Kızgın ve kırgın Caine cevap verdi: "yukarıdakinin acımasıyla değil ancak kendi vicdanımla gurur içinde yaşayabilirim." Reddetmişti. Ve Michael ona ilk lanetini verdi:

"Bu diyarlarda gezdiğin sürece, sen ve senin çocukların ateşten korkacak. Ateşim sizin derinizi yakacak ve sizi mahvedecek."

O gecenin sabahında, ufuktan Raphael, güneşin koruyucusu göründü. Caine'e şöyle dedi: "Adem'in oğlu, Havva'nın oğlu, kardeşin Abel cennetten senin günahlarını affetti. Tanrı'nın bağışlamasını kabul etmeyecek misin?"

Caine cevap verdi: "Abel'ın bağışlaması bir şey ifade etmez. Ancak ben kendimi affedebilirsem gerçekten affolmuş sayılırım", ve reddetti. Onun için değişen pek olmamıştı, bir şey dışında; Raphael ona ikinci lanetini vermişti:

"Bu diyarda gezdiğin sürece sen ve çocukların gün doğuşundan korkacak. Güneşin ışınları sizi ateş gibi yakacak. Şimdi git ve karanlık bir yere saklan, saklan ki güneşin gazabını hissetme!" içini hırs bürüyen Caine kaçtı, kaçtı... ve karanlık bir mağaraya saklanarak derin bir uykuya daldı. Uyandığında ölüm meleği Uriel onu kanatlarının arasında tutuyordu. Caine'e doğru eğilerek kulağına fısıldadı: "Adem'in oğlu, Havva'nın oğlu, Tanrı senin bütün günahlarını bağışladı, kabul et ve bütün lanetlerinden kurtul.."

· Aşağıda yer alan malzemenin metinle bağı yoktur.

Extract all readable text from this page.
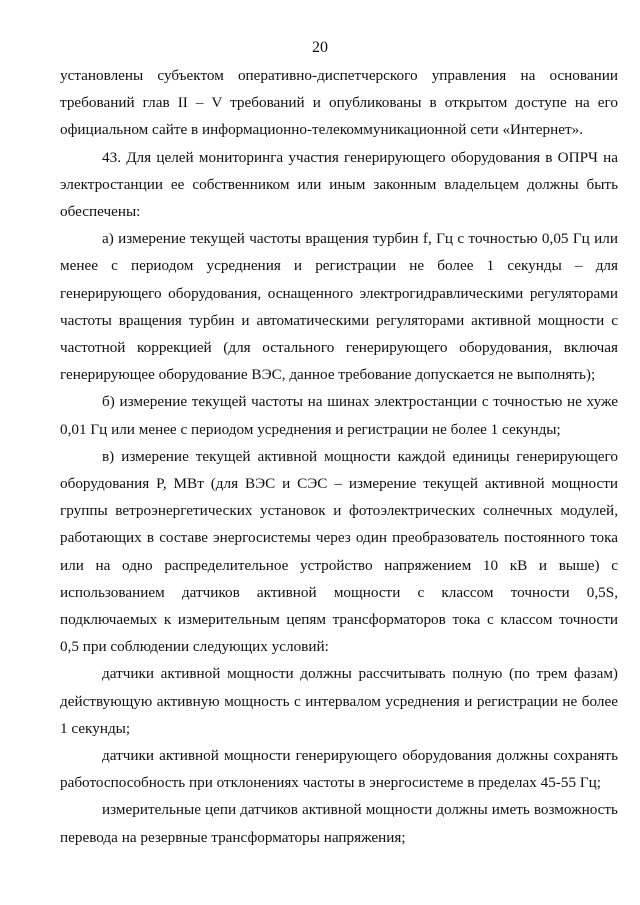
20

установлены субъектом оперативно-диспетчерского управления на основании требований глав II – V требований и опубликованы в открытом доступе на его официальном сайте в информационно-телекоммуникационной сети «Интернет».

43. Для целей мониторинга участия генерирующего оборудования в ОПРЧ на электростанции ее собственником или иным законным владельцем должны быть обеспечены:

а) измерение текущей частоты вращения турбин f, Гц с точностью 0,05 Гц или менее с периодом усреднения и регистрации не более 1 секунды – для генерирующего оборудования, оснащенного электрогидравлическими регуляторами частоты вращения турбин и автоматическими регуляторами активной мощности с частотной коррекцией (для остального генерирующего оборудования, включая генерирующее оборудование ВЭС, данное требование допускается не выполнять);

б) измерение текущей частоты на шинах электростанции с точностью не хуже 0,01 Гц или менее с периодом усреднения и регистрации не более 1 секунды;

в) измерение текущей активной мощности каждой единицы генерирующего оборудования P, МВт (для ВЭС и СЭС – измерение текущей активной мощности группы ветроэнергетических установок и фотоэлектрических солнечных модулей, работающих в составе энергосистемы через один преобразователь постоянного тока или на одно распределительное устройство напряжением 10 кВ и выше) с использованием датчиков активной мощности с классом точности 0,5S, подключаемых к измерительным цепям трансформаторов тока с классом точности 0,5 при соблюдении следующих условий:

датчики активной мощности должны рассчитывать полную (по трем фазам) действующую активную мощность с интервалом усреднения и регистрации не более 1 секунды;

датчики активной мощности генерирующего оборудования должны сохранять работоспособность при отклонениях частоты в энергосистеме в пределах 45-55 Гц;

измерительные цепи датчиков активной мощности должны иметь возможность перевода на резервные трансформаторы напряжения;
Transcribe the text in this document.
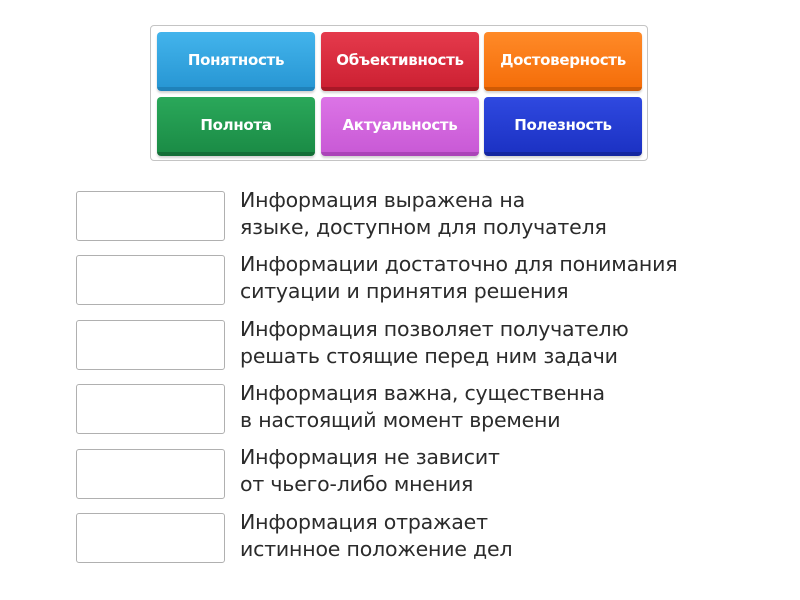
Понятность	Объективность	Достоверность
Полнота	Актуальность	Полезность
Информация выражена на
языке, доступном для получателя
Информации достаточно для понимания
ситуации и принятия решения
Информация позволяет получателю
решать стоящие перед ним задачи
Информация важна, существенна
в настоящий момент времени
Информация не зависит
от чьего-либо мнения
Информация отражает
истинное положение дел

Büyük bir fırsat gibi görünen bu teklife kırgınlığı dinmeyen Caine cevap verdi: "Tanrının bağışlamasıyla değil, kendi bağışlamamla yaşayacağım. Ben benim. Yaptıklarımı yaptım. Bu asla değişmeyecek".

Ve Tanrının kendisi, Uriel'ın ağzından Caine'e son ve en büyük lanetini verdi:

"Sen ve senin çocukların, bu diyarda gezdiği sürece karanlığa tutunacaklar. Sadece kan içecekler. Sadece kül yiyecekler. Bir ölü gibi yaşayacaklar, fakat ölmeyecekler. Son günlere kadar dokunduğunuz her şey yok olacak!"

Bu lanetle Caine acı bir çığlık attı, gözlerinden kan geliyordu. Kanı bir kabın içine doldurdu ve içti.

Kafasını kaldırdığında Gabriel karşısında duruyordu. Fırtına sonrası sessizliğinin verdiği yankıyla: "Adem'in oğlu, Havva'nın oğlu; babamın bağışlayıcılığı sandığından çok daha büyük. Şimdi bile affedilmeye bir yol açıldı. Bu yola "Golconda" diyeceksin. Çocuklarına ondan bahset, çünkü sadece bu yolla yeniden ışıkta yürüyebileceksiniz."